As gatinhas da nossa família (a Agnieska e a Alicja) tinham sempre um
cheiro selvagem e o meu prazer de infância era penteá-las com a escova de
cabelo do meu pai. Ficavam deitadas no meu regaço e eu escovava-lhes o
pelo enquanto elas ronronavam e me davam pancadinhas na mão com as
suas patas macias. Junto à cauda, os pelos estavam sempre colados e
riçados, porque elas ainda eram demasiado pequenas para saberem limpar-
se. Por vezes, eu deixava as bolas de pelo no sofá e o meu pai fazia de conta
que as engolia. Abria muito a boca e fingia que tinha engolido uma e que
lhe estava presa na garganta e que estava a sufocar. O meu pai passou a vida
a tentar perceber porque é que as pessoas tinham sapos vivos na garganta,
borboletas no estômago, agulhas e alfinetes nas pernas, um espinho cravado
no lado, um argueiro nos olhos e, na verdade, se elas tivessem cuspido bolas
de pelo, ele também as teria estudado.
Não, diz ele. Eu não teria estudado as bolas de pelo.

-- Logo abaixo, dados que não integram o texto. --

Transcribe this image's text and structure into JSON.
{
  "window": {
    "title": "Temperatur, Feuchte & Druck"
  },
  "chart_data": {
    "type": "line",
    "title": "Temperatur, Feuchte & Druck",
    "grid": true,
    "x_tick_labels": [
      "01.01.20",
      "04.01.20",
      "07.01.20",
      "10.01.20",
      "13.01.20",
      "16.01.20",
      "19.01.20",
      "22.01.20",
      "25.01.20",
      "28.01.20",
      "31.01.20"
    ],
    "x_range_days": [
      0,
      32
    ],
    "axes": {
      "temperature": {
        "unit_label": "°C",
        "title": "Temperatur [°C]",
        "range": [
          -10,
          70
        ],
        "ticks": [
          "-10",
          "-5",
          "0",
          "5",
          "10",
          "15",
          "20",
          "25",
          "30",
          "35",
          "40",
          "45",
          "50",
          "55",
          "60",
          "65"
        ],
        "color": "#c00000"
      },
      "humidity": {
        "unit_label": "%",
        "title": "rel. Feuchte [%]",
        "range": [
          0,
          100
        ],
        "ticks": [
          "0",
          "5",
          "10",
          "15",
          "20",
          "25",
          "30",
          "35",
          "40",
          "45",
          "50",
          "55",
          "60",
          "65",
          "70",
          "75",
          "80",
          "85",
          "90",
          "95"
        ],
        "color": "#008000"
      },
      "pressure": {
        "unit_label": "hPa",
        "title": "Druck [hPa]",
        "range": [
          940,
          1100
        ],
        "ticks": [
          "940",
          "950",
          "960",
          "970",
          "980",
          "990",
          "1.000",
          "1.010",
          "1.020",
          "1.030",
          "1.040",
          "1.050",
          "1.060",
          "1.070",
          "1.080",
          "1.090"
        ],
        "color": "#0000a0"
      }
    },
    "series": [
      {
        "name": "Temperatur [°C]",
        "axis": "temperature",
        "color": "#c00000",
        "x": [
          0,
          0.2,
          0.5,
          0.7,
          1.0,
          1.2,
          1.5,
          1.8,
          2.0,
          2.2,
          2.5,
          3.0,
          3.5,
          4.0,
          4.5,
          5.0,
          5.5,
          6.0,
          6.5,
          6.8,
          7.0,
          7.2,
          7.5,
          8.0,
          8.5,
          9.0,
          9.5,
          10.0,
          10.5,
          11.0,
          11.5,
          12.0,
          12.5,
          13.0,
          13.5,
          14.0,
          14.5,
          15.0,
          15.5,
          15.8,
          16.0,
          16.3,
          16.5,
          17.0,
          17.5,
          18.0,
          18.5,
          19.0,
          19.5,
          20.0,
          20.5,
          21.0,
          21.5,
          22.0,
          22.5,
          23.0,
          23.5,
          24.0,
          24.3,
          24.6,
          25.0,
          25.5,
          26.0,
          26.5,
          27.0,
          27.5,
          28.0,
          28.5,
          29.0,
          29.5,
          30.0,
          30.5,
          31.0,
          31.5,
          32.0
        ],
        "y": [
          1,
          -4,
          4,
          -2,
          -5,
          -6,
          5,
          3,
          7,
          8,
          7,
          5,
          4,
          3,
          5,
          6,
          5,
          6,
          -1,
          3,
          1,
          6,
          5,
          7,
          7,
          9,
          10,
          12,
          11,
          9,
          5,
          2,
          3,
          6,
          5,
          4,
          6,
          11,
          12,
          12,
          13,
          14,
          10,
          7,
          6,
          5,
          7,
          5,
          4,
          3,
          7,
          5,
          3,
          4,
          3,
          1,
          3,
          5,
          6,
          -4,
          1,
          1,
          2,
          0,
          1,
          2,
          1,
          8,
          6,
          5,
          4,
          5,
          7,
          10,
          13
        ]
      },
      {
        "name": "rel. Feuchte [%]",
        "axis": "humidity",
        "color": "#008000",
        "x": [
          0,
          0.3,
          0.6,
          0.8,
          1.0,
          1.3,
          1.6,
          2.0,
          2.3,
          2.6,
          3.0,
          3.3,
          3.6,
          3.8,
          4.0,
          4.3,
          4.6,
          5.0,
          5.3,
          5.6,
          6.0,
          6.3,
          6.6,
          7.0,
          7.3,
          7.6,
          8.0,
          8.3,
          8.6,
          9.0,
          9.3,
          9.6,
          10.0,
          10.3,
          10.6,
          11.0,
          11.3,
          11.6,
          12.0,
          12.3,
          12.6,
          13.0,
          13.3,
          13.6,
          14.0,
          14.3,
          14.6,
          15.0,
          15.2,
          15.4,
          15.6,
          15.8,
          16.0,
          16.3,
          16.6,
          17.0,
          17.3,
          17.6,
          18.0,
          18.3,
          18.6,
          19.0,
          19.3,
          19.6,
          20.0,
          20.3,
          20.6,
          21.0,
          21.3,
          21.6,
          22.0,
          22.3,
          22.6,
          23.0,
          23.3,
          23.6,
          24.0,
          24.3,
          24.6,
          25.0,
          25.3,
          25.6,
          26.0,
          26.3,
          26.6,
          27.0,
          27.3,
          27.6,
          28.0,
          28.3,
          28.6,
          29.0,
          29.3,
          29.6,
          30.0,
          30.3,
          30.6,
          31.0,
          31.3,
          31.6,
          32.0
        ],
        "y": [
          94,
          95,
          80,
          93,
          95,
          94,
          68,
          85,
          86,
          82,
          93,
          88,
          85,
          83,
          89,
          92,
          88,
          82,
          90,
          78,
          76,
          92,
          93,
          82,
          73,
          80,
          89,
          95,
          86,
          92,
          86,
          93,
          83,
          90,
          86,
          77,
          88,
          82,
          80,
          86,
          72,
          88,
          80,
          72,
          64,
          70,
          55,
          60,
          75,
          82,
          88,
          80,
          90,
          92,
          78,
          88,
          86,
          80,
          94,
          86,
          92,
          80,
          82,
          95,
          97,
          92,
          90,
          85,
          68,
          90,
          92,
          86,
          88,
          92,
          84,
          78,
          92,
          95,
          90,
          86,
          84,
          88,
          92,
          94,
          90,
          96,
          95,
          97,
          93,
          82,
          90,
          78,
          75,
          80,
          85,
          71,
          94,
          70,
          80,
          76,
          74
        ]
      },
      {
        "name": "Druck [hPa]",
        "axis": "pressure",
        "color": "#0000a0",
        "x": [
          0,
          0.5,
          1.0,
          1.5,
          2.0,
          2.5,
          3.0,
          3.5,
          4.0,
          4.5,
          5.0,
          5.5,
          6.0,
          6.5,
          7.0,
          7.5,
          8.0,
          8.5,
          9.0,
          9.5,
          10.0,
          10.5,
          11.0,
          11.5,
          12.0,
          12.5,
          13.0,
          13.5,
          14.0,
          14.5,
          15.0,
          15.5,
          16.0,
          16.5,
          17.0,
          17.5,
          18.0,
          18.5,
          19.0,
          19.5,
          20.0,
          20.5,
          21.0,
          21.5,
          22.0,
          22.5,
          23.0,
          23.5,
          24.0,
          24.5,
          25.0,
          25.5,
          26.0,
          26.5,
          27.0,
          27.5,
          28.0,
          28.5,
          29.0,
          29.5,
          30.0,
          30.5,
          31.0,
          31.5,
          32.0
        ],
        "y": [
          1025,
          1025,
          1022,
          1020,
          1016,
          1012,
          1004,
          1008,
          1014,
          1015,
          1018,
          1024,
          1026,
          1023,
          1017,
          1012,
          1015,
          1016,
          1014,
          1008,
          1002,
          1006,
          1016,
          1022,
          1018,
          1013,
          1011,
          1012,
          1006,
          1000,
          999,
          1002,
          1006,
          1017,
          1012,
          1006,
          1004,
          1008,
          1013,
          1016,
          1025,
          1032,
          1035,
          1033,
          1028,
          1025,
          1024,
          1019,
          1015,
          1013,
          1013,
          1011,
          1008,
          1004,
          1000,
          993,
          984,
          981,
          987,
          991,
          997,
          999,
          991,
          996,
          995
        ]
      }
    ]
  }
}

Concordamos que ele e eu aprendemos a viver juntos mais ou menos
bem. Ele lavava as minhas camisolas interiores e as meias e as T-shirts,
cosia-me botões nos casacos de malha, procurava meias perdidas e insistia
que eu nunca devia ter medo de pessoas a falarem sozinhas em autocarros.
Sim, diz o meu pai. É o que tu estás a fazer agora.
Não, respondo, não é o que eu estou a fazer agora. Não estou a dizer em
voz alta aquilo em que estou a pensar. Isso seria de loucos. Ninguém neste
autocarro consegue ouvir-me a falar contigo.
Sim, diz ele, mas não faria mal, de qualquer modo, porque toda a gente
está a falar em voz alta ao telemóvel.